Re: SUO: Semantic interoperability
Leo,
Those issues that you discuss are, unfortunately, the real world,
and I don't believe that a well-designed, consistent, SUMO, IFF, Cyc,
or any such ontology, will make them go away:
LO>..... Unfortunately, mostly
> what one must map to are very ill-defined taxonomies and classification
> systems, and here I assume it is a mapping to a well-defined set of
> "reference ontologies" as we did, just so you can try to make reasonable
> inferences, have a baseline reasonable semantics. The semantics you
> "preserve" is sometimes very local, i.e., portions of the
> taxonomies/classification systems. Mostly everything is inconsistent and
> unsound, but yet one must map to these (different owners, different
> standards, etc.), preserving what one can....

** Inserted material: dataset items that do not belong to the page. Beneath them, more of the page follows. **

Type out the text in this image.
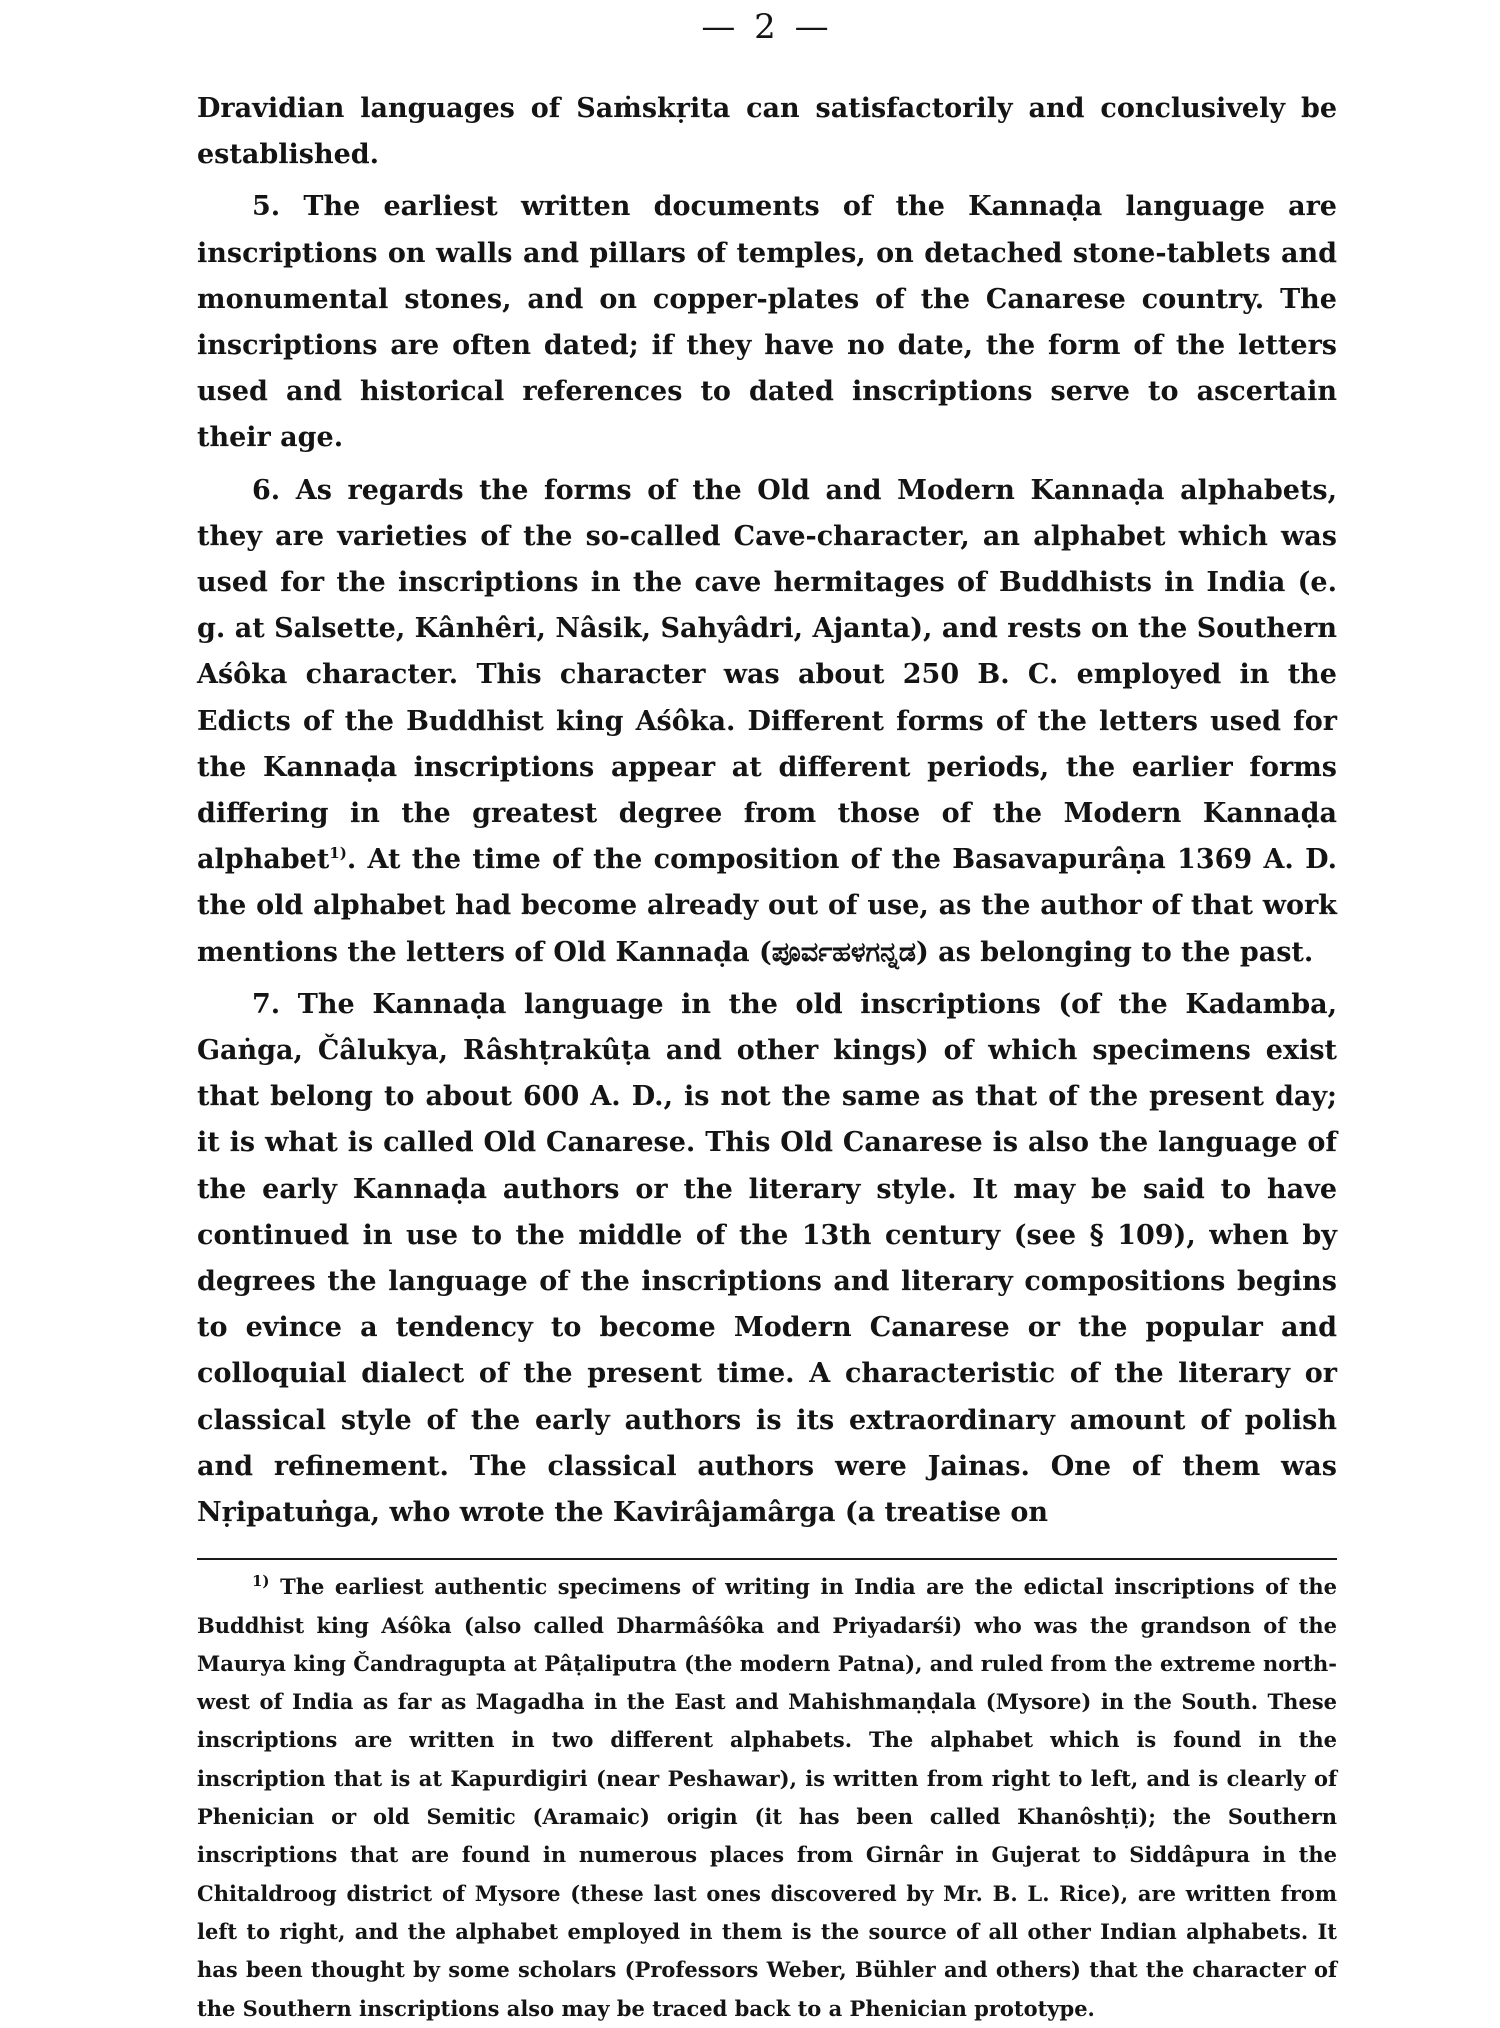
— 2 —

Dravidian languages of Saṁskṛita can satisfactorily and conclusively be established.

5. The earliest written documents of the Kannaḍa language are inscriptions on walls and pillars of temples, on detached stone-tablets and monumental stones, and on copper-plates of the Canarese country. The inscriptions are often dated; if they have no date, the form of the letters used and historical references to dated inscriptions serve to ascertain their age.

6. As regards the forms of the Old and Modern Kannaḍa alphabets, they are varieties of the so-called Cave-character, an alphabet which was used for the inscriptions in the cave hermitages of Buddhists in India (e. g. at Salsette, Kânhêri, Nâsik, Sahyâdri, Ajanta), and rests on the Southern Aśôka character. This character was about 250 B. C. employed in the Edicts of the Buddhist king Aśôka. Different forms of the letters used for the Kannaḍa inscriptions appear at different periods, the earlier forms differing in the greatest degree from those of the Modern Kannaḍa alphabet$^{1)}$. At the time of the composition of the Basavapurâṇa 1369 A. D. the old alphabet had become already out of use, as the author of that work mentions the letters of Old Kannaḍa (ಪೂರ್ವಹಳಗನ್ನಡ) as belonging to the past.

7. The Kannaḍa language in the old inscriptions (of the Kadamba, Gaṅga, Čâlukya, Râshṭrakûṭa and other kings) of which specimens exist that belong to about 600 A. D., is not the same as that of the present day; it is what is called Old Canarese. This Old Canarese is also the language of the early Kannaḍa authors or the literary style. It may be said to have continued in use to the middle of the 13th century (see § 109), when by degrees the language of the inscriptions and literary compositions begins to evince a tendency to become Modern Canarese or the popular and colloquial dialect of the present time. A characteristic of the literary or classical style of the early authors is its extraordinary amount of polish and refinement. The classical authors were Jainas. One of them was Nṛipatuṅga, who wrote the Kavirâjamârga (a treatise on

$^{1)}$ The earliest authentic specimens of writing in India are the edictal inscriptions of the Buddhist king Aśôka (also called Dharmâśôka and Priyadarśi) who was the grandson of the Maurya king Čandragupta at Pâṭaliputra (the modern Patna), and ruled from the extreme north-west of India as far as Magadha in the East and Mahishmaṇḍala (Mysore) in the South. These inscriptions are written in two different alphabets. The alphabet which is found in the inscription that is at Kapurdigiri (near Peshawar), is written from right to left, and is clearly of Phenician or old Semitic (Aramaic) origin (it has been called Khanôshṭi); the Southern inscriptions that are found in numerous places from Girnâr in Gujerat to Siddâpura in the Chitaldroog district of Mysore (these last ones discovered by Mr. B. L. Rice), are written from left to right, and the alphabet employed in them is the source of all other Indian alphabets. It has been thought by some scholars (Professors Weber, Bühler and others) that the character of the Southern inscriptions also may be traced back to a Phenician prototype.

> A point I make is that most of the declarative and procedural reasoning
> "engines"/applications in the world are unsound and inconsistent and yet
> are probably useful for their local targeted reasoning, and will
> probably have to be used for some time.
I completely agree with that appraisal. The only thing that I seriously
doubt is that SUMO, IFF, Cyc, et al., are going to change them.
> If you are only concerned with
> mapping logically well-defined ontologies, it is much easier: do they
> have equivalent or overlapping (by how much?) formal models. There are
> other issues, but in any case, this latter situation is not what exists
> in the world now, by far. If one can wipe the slate clean and design
> logically well-defined ontologies (perhaps something we can do here at
> SUO) from the ground up, how much easier things would be.
I agree, but that is not going to happen. That is the whole point
of my knowledge soup (Chapter 6 of the KR book), and the paper I
wrote about signs, processes, and language games:
http://www.jfsowa.com/pubs/signproc.htm
Bottom line: If you can't fight 'em, learn to live with 'em.